For anybody unfamiliar with the pretty orange fruits, American persimmons are native, highly nutritious, and were prized by American Indians and early settlers. They also make a fabulous cake! A few years back, I went on a Fall jaunt to persimmon-expert Jerry Lehman’s 85-acre orchard in southwestern Vigo County, Indiana, to experience these fruits firsthand.
Right out of the car, I learned that what looks ripe on the tree, may not be ready to eat: Bite into an unripe American persimmon and the tannins make your mouth feel as if you’re chewing on a cross between aspirin, alum, and chalk. But ripened till they’re very, very soft–a process called “bletting,” persimmons have a beautiful, caramel sweetness all their own. (Tip: you may find piles of what look like “gone bad” persimmons on the “reduced for quick sale” racks at the grocery, but they’re probably not bad at all! The deeper the orange and the softer the fruit the better.)

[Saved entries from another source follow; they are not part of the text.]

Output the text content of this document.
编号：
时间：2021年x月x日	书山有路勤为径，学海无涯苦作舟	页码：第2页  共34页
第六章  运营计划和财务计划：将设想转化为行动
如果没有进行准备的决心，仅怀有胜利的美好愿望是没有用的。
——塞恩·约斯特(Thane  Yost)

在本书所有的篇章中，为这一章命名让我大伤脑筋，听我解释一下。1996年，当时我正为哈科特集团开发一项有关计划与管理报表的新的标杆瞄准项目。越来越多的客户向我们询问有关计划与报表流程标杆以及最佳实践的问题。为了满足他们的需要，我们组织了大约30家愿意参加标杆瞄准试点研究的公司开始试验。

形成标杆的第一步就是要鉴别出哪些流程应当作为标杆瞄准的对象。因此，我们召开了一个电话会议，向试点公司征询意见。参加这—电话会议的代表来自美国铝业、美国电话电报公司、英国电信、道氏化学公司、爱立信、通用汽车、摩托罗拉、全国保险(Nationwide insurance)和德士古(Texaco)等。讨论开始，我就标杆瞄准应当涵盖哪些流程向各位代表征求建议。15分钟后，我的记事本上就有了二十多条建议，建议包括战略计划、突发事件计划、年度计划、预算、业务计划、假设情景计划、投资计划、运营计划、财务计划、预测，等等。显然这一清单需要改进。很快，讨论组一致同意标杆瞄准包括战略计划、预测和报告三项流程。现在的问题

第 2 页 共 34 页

At Jerry’s orchard, I learned that the fruits are allowed to fully ripen on the tree until they drop to the ground, to be carefully plucked up by harvesters making their way along the tree rows. Research from Slow Food USA (which includes the American persimmon in its Ark of Taste) shows that Native Americans mixed the fruit with corn meal and acorns to make breads and soups. African Americans used the pulp to make sweet puddings, candy, and cakes. Early settlers roasted the seeds to make something like coffee. And Appalachians brewed dried persimmon seeds into a kind of beer.

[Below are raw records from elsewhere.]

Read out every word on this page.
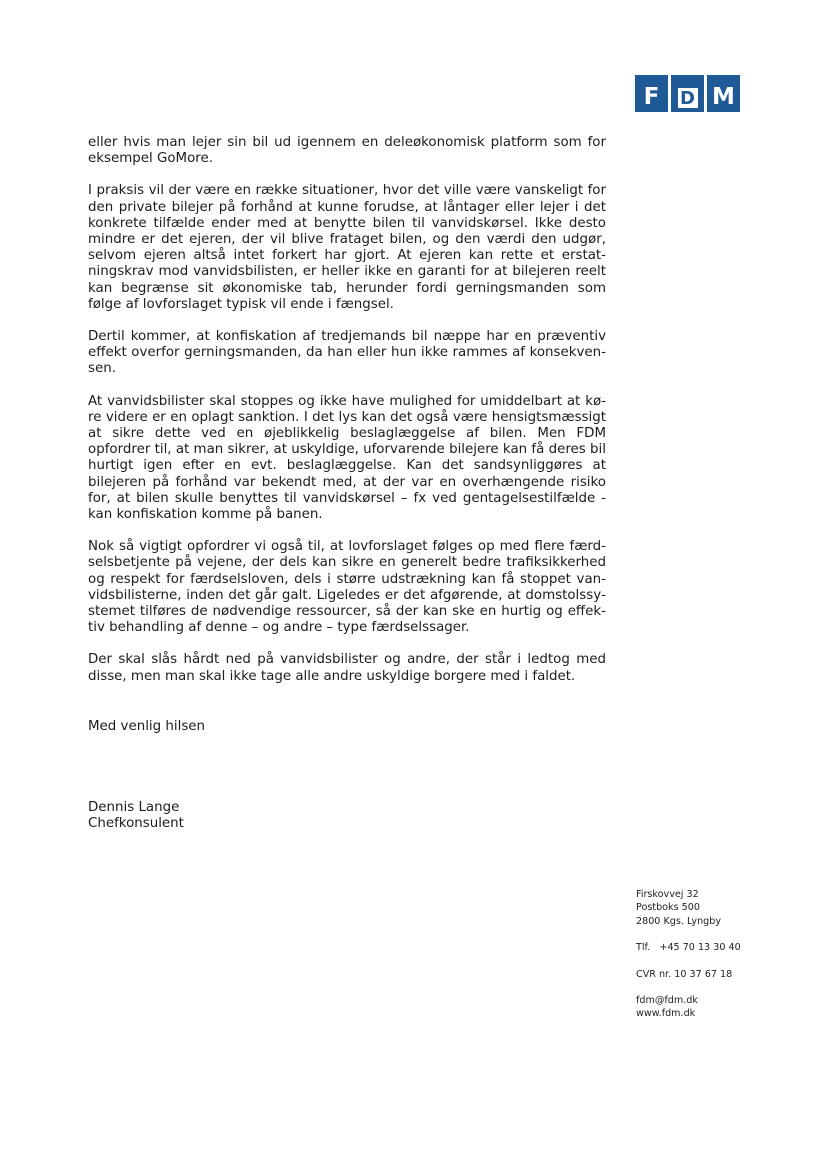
F	D M

eller hvis man lejer sin bil ud igennem en deleøkonomisk platform som for eksempel GoMore.

I praksis vil der være en række situationer, hvor det ville være vanskeligt for den private bilejer på forhånd at kunne forudse, at låntager eller lejer i det konkrete tilfælde ender med at benytte bilen til vanvidskørsel. Ikke desto mindre er det ejeren, der vil blive frataget bilen, og den værdi den udgør, selvom ejeren altså intet forkert har gjort. At ejeren kan rette et erstatningskrav mod vanvidsbilisten, er heller ikke en garanti for at bilejeren reelt kan begrænse sit økonomiske tab, herunder fordi gerningsmanden som følge af lovforslaget typisk vil ende i fængsel.

Dertil kommer, at konfiskation af tredjemands bil næppe har en præventiv effekt overfor gerningsmanden, da han eller hun ikke rammes af konsekvensen.

At vanvidsbilister skal stoppes og ikke have mulighed for umiddelbart at køre videre er en oplagt sanktion. I det lys kan det også være hensigtsmæssigt at sikre dette ved en øjeblikkelig beslaglæggelse af bilen. Men FDM opfordrer til, at man sikrer, at uskyldige, uforvarende bilejere kan få deres bil hurtigt igen efter en evt. beslaglæggelse. Kan det sandsynliggøres at bilejeren på forhånd var bekendt med, at der var en overhængende risiko for, at bilen skulle benyttes til vanvidskørsel – fx ved gentagelsestilfælde - kan konfiskation komme på banen.

Nok så vigtigt opfordrer vi også til, at lovforslaget følges op med flere færdselsbetjente på vejene, der dels kan sikre en generelt bedre trafiksikkerhed og respekt for færdselsloven, dels i større udstrækning kan få stoppet vanvidsbilisterne, inden det går galt. Ligeledes er det afgørende, at domstolssystemet tilføres de nødvendige ressourcer, så der kan ske en hurtig og effektiv behandling af denne – og andre – type færdselssager.

Der skal slås hårdt ned på vanvidsbilister og andre, der står i ledtog med disse, men man skal ikke tage alle andre uskyldige borgere med i faldet.

Med venlig hilsen
Dennis Lange
Chefkonsulent
Firskovvej 32
Postboks 500
2800 Kgs. Lyngby
Tlf.   +45 70 13 30 40
CVR nr. 10 37 67 18
fdm@fdm.dk
www.fdm.dk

While you can find wild American persimmon trees from Connecticut to Florida and as far west as Texas, the bulk of persimmon production in the United States has centered in Indiana. There a woman named Dymple Green commercially canned American persimmon marketed as a product called “Dymple’s Delight.” We adapted this recipe from a little booklet Dymple put together in the ’70s featuring persimmon puddings, breads, candies and cakes. I think the caramel icing perfectly highlights the already-caramel-ly overtones of the ripe fruit. If you can’t find local persimmons, the larger Fuyu or Hachiya varieties will also work. Note: While Fuyu’s are nonastringent, and can be eaten when firm, for this recipe, you will want them to be well-ripened and soft.
FOR THE PERSIMMON PULP:
• 2 cups, store bought, or 2 cups made from 10 to 12 very ripe American persimmons, or 2 cups made from 6 to 8 of the larger, Asian persimmon varieties
FOR THE SPICE CAKE:
• 2 cups sugar
• 1 cup vegetable oil (grapeseed, canola or corn work well)
• 4 eggs, beaten well
• 2 cups persimmon pulp
• 3 cups all-purpose flour
• 2 tsp each baking powder and baking soda
• 1 tsp each salt, cinnamon and freshly grated nutmeg
FOR THE CARAMEL ICING:
• 1 stick butter
• 1 cup brown sugar, packed
• 1/4 tsp salt
• 1/4 cup milk
• 2 cups powdered sugar
• 1/2 tsp vanilla
MAKE PERSIMMON PULP: Place persimmons in a colander or large strainer. Wash with plenty of cold, clear water. Remove stems and leaves. Peel. If using American persimmons: Process persimmon through a food mill, discarding seeds. For other varieties, use an immersion blender or food processor to blend the fruit until smooth. (Since you are using very-ripe persimmons, this will be quick.) You should have at least two cups of persimmon pulp.
MAKE CAKE: Cream sugar, oil, eggs, and persimmon together in the bowl of a stand mixer. Sift together dry ingredients and add in two batches to the wet ingredients, stirring until no flour streaks remain. Spray nonstick spray on two nine-inch cake pans and line with parchment paper. Pour batter into pans. Bake for 35 to 40 minutes at 350 degrees. Cool cakes in pans on racks for 15 minutes. Remove cakes to racks.
MAKE CARAMEL FROSTING: Melt butter in large saucepan. Blend in brown sugar and salt. Cook over low heat for 2 minutes, stirring continually. Add milk and continue stirring until mixture heats to boiling. Remove from heat. Gradually whisk in powdered sugar, adding vanilla at the end and whisking one more time. Ice cake immediately as caramel frosting will “set up” and begin to harden.